Newscast with astronaut John Herrington

Indian Country Today

What is it like in true isolation? John Herrington, Chickasaw, spent 14 days in space aboard the International Space Station. He spent 10 days underwater training for another mission.

In addition to being the first Native American astronaut, Herrington is a veteran of the U.S. Navy and he has a doctorate in education from the University of Idaho.  

On wearing personal protective equipment: "That's the idea is that you are in your own contained environment and you're...protecting yourself"

On being an astronaut: "I got to do everything I would ever do as an astronaut on my one mission. So I was very fortunate." 

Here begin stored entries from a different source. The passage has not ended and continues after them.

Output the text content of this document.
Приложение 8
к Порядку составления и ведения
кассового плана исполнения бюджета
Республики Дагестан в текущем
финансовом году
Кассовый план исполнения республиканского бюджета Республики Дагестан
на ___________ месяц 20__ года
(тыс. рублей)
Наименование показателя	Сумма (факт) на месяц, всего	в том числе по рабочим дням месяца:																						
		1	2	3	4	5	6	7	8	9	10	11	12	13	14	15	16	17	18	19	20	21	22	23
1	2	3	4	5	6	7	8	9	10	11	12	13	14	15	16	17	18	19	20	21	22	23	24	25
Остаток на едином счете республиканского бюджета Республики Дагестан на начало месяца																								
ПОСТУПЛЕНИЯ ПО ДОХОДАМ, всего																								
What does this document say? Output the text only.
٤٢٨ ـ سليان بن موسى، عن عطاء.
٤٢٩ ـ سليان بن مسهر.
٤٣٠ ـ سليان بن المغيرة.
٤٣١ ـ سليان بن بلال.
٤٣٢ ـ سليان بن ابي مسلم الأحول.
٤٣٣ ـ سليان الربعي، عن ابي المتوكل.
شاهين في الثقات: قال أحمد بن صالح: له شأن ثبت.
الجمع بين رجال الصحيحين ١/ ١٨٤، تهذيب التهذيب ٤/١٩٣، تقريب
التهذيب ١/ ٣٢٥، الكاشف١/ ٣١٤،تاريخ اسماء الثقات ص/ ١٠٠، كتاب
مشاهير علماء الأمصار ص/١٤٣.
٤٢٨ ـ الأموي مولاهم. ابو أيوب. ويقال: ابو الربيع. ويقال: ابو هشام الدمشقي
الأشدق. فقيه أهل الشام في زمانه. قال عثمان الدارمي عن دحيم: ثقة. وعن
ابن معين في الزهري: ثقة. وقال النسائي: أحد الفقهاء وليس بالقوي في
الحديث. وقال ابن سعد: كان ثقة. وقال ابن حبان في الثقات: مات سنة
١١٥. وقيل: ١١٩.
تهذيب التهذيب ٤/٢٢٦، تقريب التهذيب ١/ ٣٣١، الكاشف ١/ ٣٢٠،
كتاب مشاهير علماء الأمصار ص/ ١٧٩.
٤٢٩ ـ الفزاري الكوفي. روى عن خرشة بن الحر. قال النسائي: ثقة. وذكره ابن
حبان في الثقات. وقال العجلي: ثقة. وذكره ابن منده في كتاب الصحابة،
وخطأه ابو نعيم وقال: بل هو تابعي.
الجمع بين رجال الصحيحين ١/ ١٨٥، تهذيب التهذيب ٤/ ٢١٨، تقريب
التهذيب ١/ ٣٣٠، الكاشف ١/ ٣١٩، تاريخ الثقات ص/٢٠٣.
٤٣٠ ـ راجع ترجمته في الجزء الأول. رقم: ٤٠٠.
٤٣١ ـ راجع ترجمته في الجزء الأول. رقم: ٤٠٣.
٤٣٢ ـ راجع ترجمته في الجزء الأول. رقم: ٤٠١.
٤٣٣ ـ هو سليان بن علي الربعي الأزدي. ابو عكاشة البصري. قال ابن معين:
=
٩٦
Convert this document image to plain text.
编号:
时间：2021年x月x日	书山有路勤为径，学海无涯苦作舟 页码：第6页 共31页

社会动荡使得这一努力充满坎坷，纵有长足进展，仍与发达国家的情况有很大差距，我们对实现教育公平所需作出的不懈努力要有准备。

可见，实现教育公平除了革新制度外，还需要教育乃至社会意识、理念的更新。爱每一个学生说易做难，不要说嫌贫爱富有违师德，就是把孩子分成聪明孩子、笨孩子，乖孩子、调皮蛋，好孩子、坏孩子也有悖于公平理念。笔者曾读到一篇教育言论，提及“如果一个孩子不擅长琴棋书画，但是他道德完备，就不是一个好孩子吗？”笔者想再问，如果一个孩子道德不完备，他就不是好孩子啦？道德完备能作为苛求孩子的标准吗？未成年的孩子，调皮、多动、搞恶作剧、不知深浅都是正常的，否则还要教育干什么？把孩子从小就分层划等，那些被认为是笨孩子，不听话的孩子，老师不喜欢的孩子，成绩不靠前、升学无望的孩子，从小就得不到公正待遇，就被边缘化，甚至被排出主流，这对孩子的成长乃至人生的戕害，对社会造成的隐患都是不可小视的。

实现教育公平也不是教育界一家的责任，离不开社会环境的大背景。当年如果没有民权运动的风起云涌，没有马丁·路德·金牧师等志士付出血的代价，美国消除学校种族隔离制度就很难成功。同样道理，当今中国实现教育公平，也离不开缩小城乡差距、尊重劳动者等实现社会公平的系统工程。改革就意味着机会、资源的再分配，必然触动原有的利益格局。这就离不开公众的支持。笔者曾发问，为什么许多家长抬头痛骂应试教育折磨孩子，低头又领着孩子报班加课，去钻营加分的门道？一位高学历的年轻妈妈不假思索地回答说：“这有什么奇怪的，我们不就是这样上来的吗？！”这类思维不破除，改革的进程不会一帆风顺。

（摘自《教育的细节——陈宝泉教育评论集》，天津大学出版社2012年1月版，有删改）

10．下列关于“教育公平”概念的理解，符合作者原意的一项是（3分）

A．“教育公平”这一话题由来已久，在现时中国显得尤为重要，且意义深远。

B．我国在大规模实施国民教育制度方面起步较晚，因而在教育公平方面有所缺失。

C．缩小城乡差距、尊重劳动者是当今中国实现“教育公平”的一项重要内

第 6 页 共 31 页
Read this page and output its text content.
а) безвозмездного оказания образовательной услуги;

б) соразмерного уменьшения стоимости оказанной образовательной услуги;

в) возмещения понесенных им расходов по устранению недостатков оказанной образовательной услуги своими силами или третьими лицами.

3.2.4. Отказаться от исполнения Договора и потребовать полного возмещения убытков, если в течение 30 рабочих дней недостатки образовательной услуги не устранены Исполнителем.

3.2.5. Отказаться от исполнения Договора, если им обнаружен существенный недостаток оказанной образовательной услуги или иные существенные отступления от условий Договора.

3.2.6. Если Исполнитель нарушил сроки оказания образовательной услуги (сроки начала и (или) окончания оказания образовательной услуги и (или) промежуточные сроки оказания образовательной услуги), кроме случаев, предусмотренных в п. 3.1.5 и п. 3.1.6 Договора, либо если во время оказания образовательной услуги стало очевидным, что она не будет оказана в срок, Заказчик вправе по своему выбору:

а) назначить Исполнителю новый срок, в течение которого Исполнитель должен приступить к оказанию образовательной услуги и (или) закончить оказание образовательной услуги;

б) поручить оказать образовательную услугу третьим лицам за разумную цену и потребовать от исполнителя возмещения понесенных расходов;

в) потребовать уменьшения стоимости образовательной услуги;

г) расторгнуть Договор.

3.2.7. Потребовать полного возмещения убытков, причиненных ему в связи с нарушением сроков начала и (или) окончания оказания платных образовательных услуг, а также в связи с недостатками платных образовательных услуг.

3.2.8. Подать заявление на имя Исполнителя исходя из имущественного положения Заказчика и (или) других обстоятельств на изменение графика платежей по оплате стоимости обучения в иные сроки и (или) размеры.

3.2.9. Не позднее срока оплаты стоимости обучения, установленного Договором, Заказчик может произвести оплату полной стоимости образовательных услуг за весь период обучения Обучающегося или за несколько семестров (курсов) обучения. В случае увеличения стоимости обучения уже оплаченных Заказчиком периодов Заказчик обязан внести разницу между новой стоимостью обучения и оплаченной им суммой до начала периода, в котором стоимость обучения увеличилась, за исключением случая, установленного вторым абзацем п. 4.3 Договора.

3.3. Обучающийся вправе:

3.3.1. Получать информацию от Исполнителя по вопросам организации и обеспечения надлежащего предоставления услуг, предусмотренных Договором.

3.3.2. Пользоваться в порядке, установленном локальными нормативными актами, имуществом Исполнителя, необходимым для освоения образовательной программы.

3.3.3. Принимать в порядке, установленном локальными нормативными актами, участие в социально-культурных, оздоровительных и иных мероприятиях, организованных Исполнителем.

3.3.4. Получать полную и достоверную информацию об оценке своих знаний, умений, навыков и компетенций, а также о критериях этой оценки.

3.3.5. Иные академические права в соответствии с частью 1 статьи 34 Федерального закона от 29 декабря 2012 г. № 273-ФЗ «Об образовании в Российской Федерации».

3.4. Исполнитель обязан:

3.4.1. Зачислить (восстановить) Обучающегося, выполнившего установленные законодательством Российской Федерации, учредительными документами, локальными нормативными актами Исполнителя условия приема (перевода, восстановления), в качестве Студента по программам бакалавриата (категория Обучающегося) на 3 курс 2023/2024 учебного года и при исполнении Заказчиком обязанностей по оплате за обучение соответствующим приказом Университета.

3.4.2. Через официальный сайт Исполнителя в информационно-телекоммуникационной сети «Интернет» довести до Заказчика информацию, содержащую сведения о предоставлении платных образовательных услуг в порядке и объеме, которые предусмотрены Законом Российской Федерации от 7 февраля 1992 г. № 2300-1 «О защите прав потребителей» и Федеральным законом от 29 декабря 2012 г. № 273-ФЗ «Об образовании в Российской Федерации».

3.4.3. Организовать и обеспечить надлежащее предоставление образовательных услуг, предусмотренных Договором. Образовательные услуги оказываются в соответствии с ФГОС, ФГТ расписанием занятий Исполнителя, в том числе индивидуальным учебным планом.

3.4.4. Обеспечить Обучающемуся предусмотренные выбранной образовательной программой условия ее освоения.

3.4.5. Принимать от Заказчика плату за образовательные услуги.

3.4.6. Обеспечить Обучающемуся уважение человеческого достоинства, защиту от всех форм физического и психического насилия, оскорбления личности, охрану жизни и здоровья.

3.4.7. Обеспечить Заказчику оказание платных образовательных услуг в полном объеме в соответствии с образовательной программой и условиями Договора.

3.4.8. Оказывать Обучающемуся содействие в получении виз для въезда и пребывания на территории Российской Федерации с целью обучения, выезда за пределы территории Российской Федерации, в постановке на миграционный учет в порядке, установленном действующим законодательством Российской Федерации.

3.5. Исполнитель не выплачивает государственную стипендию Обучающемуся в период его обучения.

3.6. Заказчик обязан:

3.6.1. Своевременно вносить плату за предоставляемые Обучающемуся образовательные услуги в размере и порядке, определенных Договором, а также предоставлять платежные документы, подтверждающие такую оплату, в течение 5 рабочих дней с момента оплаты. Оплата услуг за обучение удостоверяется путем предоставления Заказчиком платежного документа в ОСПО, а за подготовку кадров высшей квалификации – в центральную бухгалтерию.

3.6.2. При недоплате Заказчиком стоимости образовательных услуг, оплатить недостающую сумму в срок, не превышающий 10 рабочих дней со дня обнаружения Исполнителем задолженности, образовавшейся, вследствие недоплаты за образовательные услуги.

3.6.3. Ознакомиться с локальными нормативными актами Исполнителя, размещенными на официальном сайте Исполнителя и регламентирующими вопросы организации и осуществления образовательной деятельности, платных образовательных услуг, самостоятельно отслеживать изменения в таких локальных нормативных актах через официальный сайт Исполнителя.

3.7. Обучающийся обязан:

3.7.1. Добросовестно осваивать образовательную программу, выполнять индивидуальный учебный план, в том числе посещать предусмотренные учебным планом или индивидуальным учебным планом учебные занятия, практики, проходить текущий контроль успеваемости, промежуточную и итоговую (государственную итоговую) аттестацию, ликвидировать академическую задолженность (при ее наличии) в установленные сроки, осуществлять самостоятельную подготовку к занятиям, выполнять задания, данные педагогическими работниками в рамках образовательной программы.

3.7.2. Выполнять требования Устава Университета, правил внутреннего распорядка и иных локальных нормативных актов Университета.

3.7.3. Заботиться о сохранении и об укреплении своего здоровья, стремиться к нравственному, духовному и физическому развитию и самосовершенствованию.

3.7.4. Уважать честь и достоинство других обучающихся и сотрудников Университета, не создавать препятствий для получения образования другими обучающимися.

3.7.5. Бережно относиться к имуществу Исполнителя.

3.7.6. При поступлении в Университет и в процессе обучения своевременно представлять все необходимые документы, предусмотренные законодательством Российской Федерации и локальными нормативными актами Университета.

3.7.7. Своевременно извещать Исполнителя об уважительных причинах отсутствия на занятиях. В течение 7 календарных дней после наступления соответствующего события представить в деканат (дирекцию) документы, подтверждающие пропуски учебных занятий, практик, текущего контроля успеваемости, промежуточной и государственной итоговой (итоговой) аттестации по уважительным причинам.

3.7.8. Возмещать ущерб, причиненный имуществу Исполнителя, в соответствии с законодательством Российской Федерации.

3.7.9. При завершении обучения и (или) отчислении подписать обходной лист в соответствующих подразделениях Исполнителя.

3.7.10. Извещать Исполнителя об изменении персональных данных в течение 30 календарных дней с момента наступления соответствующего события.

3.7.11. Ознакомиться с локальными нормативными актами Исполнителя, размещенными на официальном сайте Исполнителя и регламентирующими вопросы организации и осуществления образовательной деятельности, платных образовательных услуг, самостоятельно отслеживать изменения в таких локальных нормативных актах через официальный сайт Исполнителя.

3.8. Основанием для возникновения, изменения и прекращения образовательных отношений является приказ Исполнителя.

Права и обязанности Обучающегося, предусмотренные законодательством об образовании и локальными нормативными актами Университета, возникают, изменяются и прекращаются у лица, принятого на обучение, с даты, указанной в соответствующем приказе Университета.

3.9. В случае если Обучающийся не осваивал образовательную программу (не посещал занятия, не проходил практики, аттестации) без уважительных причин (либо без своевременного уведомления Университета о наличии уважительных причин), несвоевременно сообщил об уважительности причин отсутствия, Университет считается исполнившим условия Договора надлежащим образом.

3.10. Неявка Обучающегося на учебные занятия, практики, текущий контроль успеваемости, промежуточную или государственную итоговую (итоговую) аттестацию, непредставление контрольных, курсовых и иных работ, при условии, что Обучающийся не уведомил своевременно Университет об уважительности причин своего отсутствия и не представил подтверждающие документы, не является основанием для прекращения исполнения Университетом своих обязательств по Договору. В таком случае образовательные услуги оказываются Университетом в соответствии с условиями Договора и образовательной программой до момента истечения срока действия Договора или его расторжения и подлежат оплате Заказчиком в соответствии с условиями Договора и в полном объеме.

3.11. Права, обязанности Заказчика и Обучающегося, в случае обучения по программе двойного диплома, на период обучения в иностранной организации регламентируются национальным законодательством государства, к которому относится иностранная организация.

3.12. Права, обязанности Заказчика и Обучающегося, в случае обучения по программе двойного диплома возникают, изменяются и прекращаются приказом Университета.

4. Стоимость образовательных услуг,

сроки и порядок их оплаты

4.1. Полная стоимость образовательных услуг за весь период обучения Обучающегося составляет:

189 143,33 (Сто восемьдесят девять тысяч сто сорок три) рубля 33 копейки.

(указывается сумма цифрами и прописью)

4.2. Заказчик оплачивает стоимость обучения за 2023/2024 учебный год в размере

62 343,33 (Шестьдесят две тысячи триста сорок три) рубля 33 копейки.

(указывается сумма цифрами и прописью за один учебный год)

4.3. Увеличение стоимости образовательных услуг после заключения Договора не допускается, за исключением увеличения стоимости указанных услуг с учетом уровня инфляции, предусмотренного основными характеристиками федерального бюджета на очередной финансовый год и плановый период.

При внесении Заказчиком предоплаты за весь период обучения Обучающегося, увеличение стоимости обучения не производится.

On cultural care: "I flew some Sage. I flew some sweet grass. I flew regalia for a friend of mine." Being able to take the flute and the feather out and actually float those in the space station...That really meant a lot to my family." 

On eating comfort food during the pandemic: "When things are tough, you know, there's something you can have....and for me, I think jelly beans." 

On keeping busy: "When you're not busy, you find that you have time on your hands. So how do you occupy the time you have? I find something to do. If you can't find something you know you will get bored and that's not, that's not good."

On listening to experts: "Value the science. The data that's out there. Because if you don't, you can get harmed, your family can get harmed, you know, and the economies could get worse than it already is. If we don't pay attention to what the experts, the scientists are telling us."

A reminder from Herrington: "Wash your hands. Social distance." 

Also on the daily newscast, Washington Editor Jourdan Bennett-Begaye reports updated COVID-19 numbers in Indian Country.

The host of the program is Patty Talahongva, executive producer of Indian Country Today.